As far as the differences go, the very obvious one is that the Okanagan Valley is much drier than the wine regions in Ontario. On average, they get less than 30 cm of precipitation a year. For comparison, Niagara-on-the-Lake tends to get more rainfall than that just between May and August. Some wineries, even those connected to municipal water supplies, face water restrictions during dry periods. This is compounded by additional water demand during the summer for vine irrigation.
Like Ontario, BC wineries are also struggling to find practical and affordable long-term solutions for wastewater management. My co-panelists David Paterson (Tantalus Vineyards) and Dena Gregoire (Constellation) shared their experience of being thrust into the role of wastewater system operators. It’s not an easy adjustment and it highlights the need to build a body of knowledge that gathers and shares this information.

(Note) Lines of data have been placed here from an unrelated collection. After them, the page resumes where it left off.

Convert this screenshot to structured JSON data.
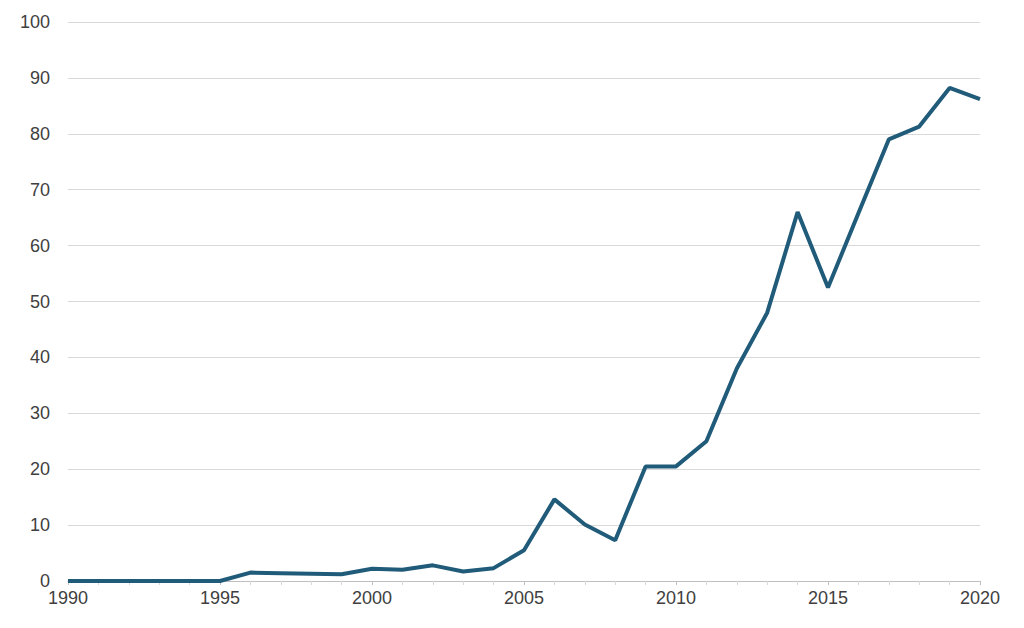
{
  "chart_data": {
    "type": "line",
    "x": [
      1990,
      1991,
      1992,
      1993,
      1994,
      1995,
      1996,
      1997,
      1998,
      1999,
      2000,
      2001,
      2002,
      2003,
      2004,
      2005,
      2006,
      2007,
      2008,
      2009,
      2010,
      2011,
      2012,
      2013,
      2014,
      2015,
      2016,
      2017,
      2018,
      2019,
      2020
    ],
    "values": [
      0,
      0,
      0,
      0,
      0,
      0,
      1.5,
      1.4,
      1.3,
      1.2,
      2.2,
      2.0,
      2.8,
      1.7,
      2.3,
      5.5,
      14.6,
      10.1,
      7.3,
      20.5,
      20.5,
      25.0,
      38.0,
      48.0,
      66.0,
      52.5,
      65.8,
      79.0,
      81.3,
      88.2,
      86.2
    ],
    "color": "#215b7a",
    "xlim": [
      1990,
      2020
    ],
    "xticks": [
      1990,
      1995,
      2000,
      2005,
      2010,
      2015,
      2020
    ],
    "ylim": [
      0,
      100
    ],
    "yticks": [
      0,
      10,
      20,
      30,
      40,
      50,
      60,
      70,
      80,
      90,
      100
    ],
    "grid": true
  }
}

We had some great questions from the audience and a lot of interest in how to develop a plan around managing wastewater (hint: to start, measure where and how you use water and where things enter the wastewater stream) and how to reuse wastewater (hint: look for opportunities to reuse water within processes instead of at the end of the pipe). If you’re interested in more tips I suggest checking out our module on Reducing Water Consumption and Wastewater Strength.
This discussion panel was a good lead-in to Kevin’s presentation on day two of the conference. His talk provided an overview of the strategic importance of water management to wineries and how www.waterandwine.ca is helping wineries unlock that value.
Kellie Garcia also provided some excellent insight during her sessions with an overview of the BC Sustainable Winegrowing Program and their progress towards a certification program for sustainable wine. It was very interesting to hear of the success and challenges they are facing moving forward. Given the similarities between our two regions there is an opportunity to work closely with BC wineries to help them improve their water management practices.